Businesses in the CBD were forced to close their doors for more than two days as properties were vandalised by angry protesters

A WAY FORWARD: The Sol Plaatje Municipality executive mayor, Mangaliso Matika, yesterday held a meeting in the Council Chambers with Nocci and the Northern Cape Progressive Business Forum, as well as business owners, on the way forward after the recent protests that caused millions of rand in damages. Picture: Danie van der Lith

CITY businesses also want to be bailed out by the ANC following the looting and destruction that took place during last week’s violent community protests.

Local business owners from throughout the city held a meeting with Sol Plaatje executive mayor Mangaliso Matika and councillors yesterday, where they told of the destruction left in the wake of the protests, where many businesses, especially local tuck shops and liquor stores, were looted and some set on fire.

Businesses in the CBD were forced to close their doors for more than two days as properties were vandalised by angry protesters.

The municipality admitted that a lack of effective communication and understanding regarding the R260 electricity tariff was at the root of the chaos in which the city found itself last week.

Matika sat with members of the local business fraternity to discuss the way forward.

Business owners pointed fingers at the municipality for failing to handle the issue regarding the electricity tariff effectively, stating that community members had not been properly informed before a decision was taken to implement the basic fee.

The secretary of the Northern Cape Progressive Business Forum, Kagiso Nkomo, pointed out that if the municipality had made use of its available resources and stakeholders, what happened might have been avoided.

“The municipality failed to communicate the tariff properly to the people. The calculation of the tariff is very complex and the municipality did not handle the matter with the care it required and deserved,” said Nkomo.

“We are now faced with a situation where businesses have been looted and some business owners have been left with nothing. Those business owners have to find the means to restart and rebuild their businesses on their own. Businesses also suffered trading losses as the city was shut down for two days. Those businesses were unable to transport their resources and had stock which they later had to dispose of.

“Everyone suffered huge losses in revenue, property and resources. Some foreign nationals are now left homeless and the municipality does not have a humanitarian plan in place to assist them. These business owners are afraid and some have even left the city. This has huge implications for the economy of the city.

“Community members are now also suffering as they have nowhere to buy electricity and other basic necessities,” Nkomo added.

One local business owner said that business owners now have to foot the bill due to the municipality’s failure to take any precautionary measures during last Thursday’s protest march.

“The ANC bailed out those who were arrested during the looting of businesses. Those people were caught committing criminal activities yet the ANC assisted them. Who will assist us in rebuilding our businesses? We have lost resources and income. Businesses did not only suffer as a result of looting but also on revenue lost for the days they had to shut their doors following fears that they would also be targeted.
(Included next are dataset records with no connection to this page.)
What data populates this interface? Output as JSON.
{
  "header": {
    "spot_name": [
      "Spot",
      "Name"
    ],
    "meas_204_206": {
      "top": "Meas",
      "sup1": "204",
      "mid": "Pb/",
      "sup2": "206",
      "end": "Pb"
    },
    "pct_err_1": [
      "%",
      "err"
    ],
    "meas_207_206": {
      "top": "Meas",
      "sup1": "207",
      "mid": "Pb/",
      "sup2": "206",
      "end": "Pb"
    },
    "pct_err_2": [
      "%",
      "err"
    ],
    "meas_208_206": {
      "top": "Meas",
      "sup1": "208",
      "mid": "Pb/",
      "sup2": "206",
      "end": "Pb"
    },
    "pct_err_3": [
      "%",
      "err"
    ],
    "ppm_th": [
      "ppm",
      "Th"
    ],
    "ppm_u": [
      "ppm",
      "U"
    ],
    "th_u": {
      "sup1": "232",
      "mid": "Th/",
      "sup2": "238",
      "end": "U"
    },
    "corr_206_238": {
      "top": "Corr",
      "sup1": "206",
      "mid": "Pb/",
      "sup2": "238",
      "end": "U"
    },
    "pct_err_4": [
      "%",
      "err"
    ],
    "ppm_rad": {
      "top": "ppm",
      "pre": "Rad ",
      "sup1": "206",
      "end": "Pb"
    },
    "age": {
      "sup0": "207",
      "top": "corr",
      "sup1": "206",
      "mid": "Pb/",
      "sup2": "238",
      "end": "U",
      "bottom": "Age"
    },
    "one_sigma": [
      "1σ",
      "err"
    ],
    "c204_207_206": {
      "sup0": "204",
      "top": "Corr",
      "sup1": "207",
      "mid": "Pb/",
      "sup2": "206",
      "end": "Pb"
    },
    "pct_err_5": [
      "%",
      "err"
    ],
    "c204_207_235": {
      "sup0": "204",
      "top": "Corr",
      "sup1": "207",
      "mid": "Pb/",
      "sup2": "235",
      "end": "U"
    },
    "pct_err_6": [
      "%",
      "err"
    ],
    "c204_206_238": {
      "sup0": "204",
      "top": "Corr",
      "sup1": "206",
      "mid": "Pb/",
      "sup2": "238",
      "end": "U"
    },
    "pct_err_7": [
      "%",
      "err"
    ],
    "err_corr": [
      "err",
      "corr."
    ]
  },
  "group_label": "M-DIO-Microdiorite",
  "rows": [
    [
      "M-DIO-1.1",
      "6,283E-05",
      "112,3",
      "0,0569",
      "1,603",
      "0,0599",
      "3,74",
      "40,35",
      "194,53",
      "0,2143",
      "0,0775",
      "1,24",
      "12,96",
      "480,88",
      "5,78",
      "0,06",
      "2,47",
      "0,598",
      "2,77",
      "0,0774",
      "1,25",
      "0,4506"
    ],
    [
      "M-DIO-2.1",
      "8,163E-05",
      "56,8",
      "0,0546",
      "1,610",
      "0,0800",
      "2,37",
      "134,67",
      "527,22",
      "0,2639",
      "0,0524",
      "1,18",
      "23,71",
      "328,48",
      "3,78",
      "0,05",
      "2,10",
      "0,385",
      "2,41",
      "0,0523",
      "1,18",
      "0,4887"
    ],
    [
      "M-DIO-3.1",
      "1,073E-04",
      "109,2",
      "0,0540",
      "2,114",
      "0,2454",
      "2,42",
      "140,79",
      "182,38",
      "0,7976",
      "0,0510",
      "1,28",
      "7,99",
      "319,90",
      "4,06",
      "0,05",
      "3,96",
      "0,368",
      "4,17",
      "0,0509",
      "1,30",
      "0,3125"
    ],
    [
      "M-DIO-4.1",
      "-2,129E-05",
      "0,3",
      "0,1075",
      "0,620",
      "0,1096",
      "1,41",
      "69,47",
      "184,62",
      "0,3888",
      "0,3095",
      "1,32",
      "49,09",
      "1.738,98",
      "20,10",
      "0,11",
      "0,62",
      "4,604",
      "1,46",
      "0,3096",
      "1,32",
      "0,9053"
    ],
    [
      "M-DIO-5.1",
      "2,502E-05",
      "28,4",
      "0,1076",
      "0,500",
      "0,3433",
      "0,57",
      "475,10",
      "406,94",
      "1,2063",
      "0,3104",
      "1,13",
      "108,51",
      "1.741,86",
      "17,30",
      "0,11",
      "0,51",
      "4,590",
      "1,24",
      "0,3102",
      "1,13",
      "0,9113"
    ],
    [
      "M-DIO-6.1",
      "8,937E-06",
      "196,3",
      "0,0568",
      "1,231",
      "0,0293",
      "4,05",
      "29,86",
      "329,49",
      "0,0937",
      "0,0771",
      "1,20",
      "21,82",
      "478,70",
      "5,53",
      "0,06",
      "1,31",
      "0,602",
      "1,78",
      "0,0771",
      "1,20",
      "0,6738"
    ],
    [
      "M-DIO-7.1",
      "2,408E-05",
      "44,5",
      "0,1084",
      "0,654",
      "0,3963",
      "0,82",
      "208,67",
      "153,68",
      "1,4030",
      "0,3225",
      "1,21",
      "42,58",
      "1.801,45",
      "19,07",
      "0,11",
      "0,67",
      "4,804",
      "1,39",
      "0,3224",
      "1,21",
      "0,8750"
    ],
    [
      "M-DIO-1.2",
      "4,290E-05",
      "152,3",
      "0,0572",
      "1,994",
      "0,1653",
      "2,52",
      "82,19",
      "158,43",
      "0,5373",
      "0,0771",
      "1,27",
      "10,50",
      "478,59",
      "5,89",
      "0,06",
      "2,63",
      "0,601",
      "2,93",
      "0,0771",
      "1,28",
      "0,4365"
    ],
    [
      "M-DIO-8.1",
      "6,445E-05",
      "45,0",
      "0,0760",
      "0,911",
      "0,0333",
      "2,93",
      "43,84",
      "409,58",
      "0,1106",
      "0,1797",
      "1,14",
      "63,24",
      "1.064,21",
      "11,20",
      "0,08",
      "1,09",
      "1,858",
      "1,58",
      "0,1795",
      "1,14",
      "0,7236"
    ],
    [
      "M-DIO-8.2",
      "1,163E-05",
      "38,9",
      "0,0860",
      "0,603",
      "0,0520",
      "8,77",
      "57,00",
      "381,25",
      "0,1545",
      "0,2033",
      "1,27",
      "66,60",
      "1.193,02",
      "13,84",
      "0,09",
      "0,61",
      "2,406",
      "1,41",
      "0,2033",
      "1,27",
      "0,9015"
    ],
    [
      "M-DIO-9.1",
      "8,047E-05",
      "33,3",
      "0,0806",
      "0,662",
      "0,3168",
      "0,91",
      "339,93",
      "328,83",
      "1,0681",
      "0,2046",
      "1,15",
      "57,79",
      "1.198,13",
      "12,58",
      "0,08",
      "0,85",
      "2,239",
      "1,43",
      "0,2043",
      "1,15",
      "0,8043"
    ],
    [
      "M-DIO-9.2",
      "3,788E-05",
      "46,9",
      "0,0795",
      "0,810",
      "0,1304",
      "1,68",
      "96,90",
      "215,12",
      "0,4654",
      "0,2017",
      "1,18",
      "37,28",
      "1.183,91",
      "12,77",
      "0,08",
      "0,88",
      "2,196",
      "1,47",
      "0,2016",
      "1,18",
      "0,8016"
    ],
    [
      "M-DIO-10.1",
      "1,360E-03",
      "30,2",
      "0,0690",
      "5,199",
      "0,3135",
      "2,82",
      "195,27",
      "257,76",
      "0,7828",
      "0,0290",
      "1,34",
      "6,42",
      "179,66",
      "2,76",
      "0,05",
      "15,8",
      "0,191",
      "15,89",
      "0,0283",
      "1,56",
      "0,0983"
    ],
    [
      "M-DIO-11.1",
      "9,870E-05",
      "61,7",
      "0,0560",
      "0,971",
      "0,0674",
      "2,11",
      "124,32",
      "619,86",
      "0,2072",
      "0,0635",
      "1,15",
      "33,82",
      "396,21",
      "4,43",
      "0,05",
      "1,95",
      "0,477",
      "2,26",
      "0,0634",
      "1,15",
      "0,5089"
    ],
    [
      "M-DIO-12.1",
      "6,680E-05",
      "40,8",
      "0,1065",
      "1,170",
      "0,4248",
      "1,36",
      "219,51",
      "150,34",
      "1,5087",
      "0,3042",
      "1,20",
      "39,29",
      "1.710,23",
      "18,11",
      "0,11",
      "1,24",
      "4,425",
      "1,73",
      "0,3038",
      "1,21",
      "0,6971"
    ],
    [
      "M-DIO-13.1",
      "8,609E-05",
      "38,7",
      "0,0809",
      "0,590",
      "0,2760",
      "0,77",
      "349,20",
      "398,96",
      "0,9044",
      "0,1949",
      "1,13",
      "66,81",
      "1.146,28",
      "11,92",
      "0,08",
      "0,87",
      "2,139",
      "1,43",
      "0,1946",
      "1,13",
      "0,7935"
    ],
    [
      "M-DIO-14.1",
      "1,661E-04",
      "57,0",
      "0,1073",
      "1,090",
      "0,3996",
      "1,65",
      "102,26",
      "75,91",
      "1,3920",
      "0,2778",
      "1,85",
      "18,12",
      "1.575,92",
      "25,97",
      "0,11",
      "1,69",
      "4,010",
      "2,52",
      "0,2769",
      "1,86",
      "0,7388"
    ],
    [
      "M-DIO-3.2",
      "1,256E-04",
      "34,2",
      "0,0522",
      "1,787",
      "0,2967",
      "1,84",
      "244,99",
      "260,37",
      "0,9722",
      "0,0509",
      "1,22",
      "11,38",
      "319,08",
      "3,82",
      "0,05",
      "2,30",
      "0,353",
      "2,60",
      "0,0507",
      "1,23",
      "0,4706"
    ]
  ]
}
Nobody is helping these businesses to start again. We should also be bailed out – it should not only be those who were arrested,” she said.
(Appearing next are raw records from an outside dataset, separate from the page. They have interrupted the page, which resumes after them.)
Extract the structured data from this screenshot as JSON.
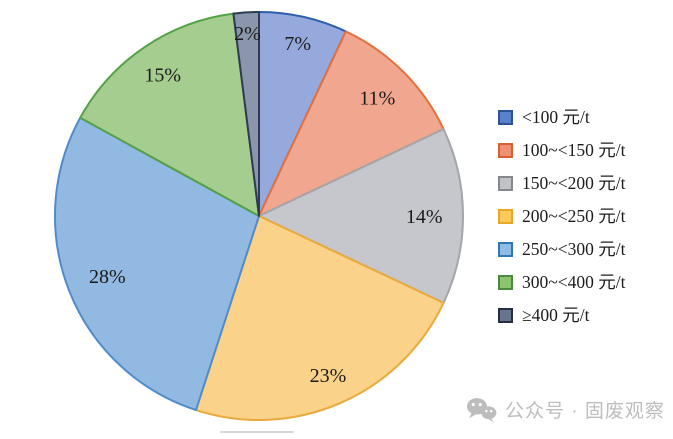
{
  "chart_data": {
    "type": "pie",
    "title": "",
    "legend_position": "right",
    "start_angle_deg": 0,
    "direction": "clockwise",
    "value_suffix": "%",
    "categories": [
      "<100 元/t",
      "100~<150 元/t",
      "150~<200 元/t",
      "200~<250 元/t",
      "250~<300 元/t",
      "300~<400 元/t",
      "≥400 元/t"
    ],
    "values": [
      7,
      11,
      14,
      23,
      28,
      15,
      2
    ],
    "slices": [
      {
        "label": "<100 元/t",
        "value": 7,
        "fill": "#95A9DC",
        "stroke": "#2E5EAE",
        "legend_fill": "#5A81CB",
        "legend_stroke": "#2D5296"
      },
      {
        "label": "100~<150 元/t",
        "value": 11,
        "fill": "#F1A78F",
        "stroke": "#E4703B",
        "legend_fill": "#EE9173",
        "legend_stroke": "#D85F31"
      },
      {
        "label": "150~<200 元/t",
        "value": 14,
        "fill": "#C5C7CC",
        "stroke": "#A2A5AA",
        "legend_fill": "#C0C2C7",
        "legend_stroke": "#84878C"
      },
      {
        "label": "200~<250 元/t",
        "value": 23,
        "fill": "#FAD28A",
        "stroke": "#E9A93C",
        "legend_fill": "#FBCA5B",
        "legend_stroke": "#E8A826"
      },
      {
        "label": "250~<300 元/t",
        "value": 28,
        "fill": "#92B9E2",
        "stroke": "#4F8CC9",
        "legend_fill": "#8FBCE5",
        "legend_stroke": "#2F76B6"
      },
      {
        "label": "300~<400 元/t",
        "value": 15,
        "fill": "#A6CD90",
        "stroke": "#54A246",
        "legend_fill": "#8AC46E",
        "legend_stroke": "#4C8B3B"
      },
      {
        "label": "≥400 元/t",
        "value": 2,
        "fill": "#8B95AC",
        "stroke": "#2F3A55",
        "legend_fill": "#68758F",
        "legend_stroke": "#262E40"
      }
    ]
  },
  "watermark": {
    "text": "公众号 · 固废观察",
    "icon": "wechat-icon",
    "color": "#bdbdbd"
  }
}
A foreign national, who owns a cellphone repair store, agreed that business owners had been left to fend for themselves.

“My store was looted and vandalised. The property of customers inside the store was also taken by the looters. Those customers now want me to replace their property. I do not have any insurance and I am caught in the middle. There is nobody assisting me,” he said.

Matika said the municipality would have to assess the total damage caused in order to see how it could assist.

“The municipality will have to assess all the damages sustained and then we will be in a better position to see how and where we can assist. What happened is very painful,” said Matika.

“We do want to state that the incidents were not xenophobic but criminal. We have accepted foreign nationals in our community and appreciate the contribution they make to our communities. We cannot have a situation where they are treated less than local people,” he added.

Matika assured foreign nationals that he would intervene and assist them urgently.

“We need to be able to assist our foreign brothers by Friday. There are some who have been left homeless with only the clothes on their backs. We will ask for the intervention of other stakeholders to see how we can assist them.”

Matika assured the business owners that the municipality would, in future, ensure that it communicated more effectively with all stakeholders.

“If we had foreseen what would happen, we would have prevented it. We can now put measures in place so that if there is any likelihood that this will happen again, we can take steps to prevent it. We cannot deny that this has happened.

“We do, however, need to meet with the chairpersons and secretaries of structures in order to agree on a process on how to implement what has been discussed as well as how to assist,” Matika said.